Deputy Director (Administration), AIIMS, V Srinivas said the store purchase committee of the institute has been requested to expedite processing of the tenders received from competent bidders for timely procurement of the new pulse dye laser, which is used for skin treatment.
AIIMS had procured the pulse dye laser in 2010, an imported machine from a firm in the US. The American firm had changed its service agents in India, resulting in its non-servicing following breakdown in 2015, while the machine was still in guarantee period.

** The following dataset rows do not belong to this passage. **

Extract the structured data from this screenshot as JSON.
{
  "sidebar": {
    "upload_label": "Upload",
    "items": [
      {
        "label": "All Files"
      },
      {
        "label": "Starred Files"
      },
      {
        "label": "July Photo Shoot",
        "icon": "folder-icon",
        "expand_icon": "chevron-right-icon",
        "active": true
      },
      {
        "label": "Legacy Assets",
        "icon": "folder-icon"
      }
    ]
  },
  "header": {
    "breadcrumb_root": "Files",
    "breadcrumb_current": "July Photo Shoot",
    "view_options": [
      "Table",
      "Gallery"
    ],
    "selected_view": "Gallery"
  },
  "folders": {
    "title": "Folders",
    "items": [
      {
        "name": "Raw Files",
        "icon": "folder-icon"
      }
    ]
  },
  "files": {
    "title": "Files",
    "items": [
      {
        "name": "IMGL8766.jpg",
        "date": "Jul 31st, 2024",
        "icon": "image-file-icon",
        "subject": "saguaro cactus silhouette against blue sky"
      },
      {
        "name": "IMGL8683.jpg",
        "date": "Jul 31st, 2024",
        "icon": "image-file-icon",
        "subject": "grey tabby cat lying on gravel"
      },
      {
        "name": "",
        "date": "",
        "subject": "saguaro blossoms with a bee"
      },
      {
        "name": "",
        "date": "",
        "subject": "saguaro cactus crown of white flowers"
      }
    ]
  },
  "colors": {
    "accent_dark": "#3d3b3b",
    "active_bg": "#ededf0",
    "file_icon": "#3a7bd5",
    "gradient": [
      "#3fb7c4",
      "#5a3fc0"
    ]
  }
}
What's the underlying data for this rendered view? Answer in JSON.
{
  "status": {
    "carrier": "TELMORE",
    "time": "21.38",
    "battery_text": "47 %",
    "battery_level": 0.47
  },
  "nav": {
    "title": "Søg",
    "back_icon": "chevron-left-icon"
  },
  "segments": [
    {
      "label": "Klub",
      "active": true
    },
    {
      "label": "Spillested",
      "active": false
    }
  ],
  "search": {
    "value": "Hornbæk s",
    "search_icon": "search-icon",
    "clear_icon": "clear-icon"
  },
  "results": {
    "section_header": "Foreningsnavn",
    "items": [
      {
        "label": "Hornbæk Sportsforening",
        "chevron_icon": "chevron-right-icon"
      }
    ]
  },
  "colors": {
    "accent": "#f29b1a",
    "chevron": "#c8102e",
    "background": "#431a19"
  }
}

“The pulse dye laser used for treatment of port wine stains was operational in the department of Dermatology since 2010 and nearly 200 patients have been treated. The Laser machine was not operational at the end of 2015 due to technical problems where optical fiber assembly and dye kit need to be replaced,” Srinivas said.
The move comes in the wake of the Delhi High Court asking the premier institute why its ‘pulse dye laser’ machine was not functional for 17 months while hearing the petition of one 23-year-old Mohammad Quayamuddin who claimed that he was unable to get treatment since May 2015 for his skin ailment — port wine stain — as the machine was not working.
Taking note of this, the court asked the institute to complete the process in four weeks and fixed the matter for February 27, by when the institute would have to file a status report on the matter.
In his plea, Quayamuddin had said that no public-funded hospitals in Delhi, barring AIIMS, has the pulse dye laser machine. And since it has been non-functional, not only he but several other patients were also suffering.
He has said that if his ailment is left untreated it can lead to various health complications like bleeding, visual impairments, seizures, developmental delays, glaucoma, paralysis, migraines, tissue outgrowth and endocrine issues.
He has contended that by delaying his treatment, AIIMS was unduly exposing him to such side effects.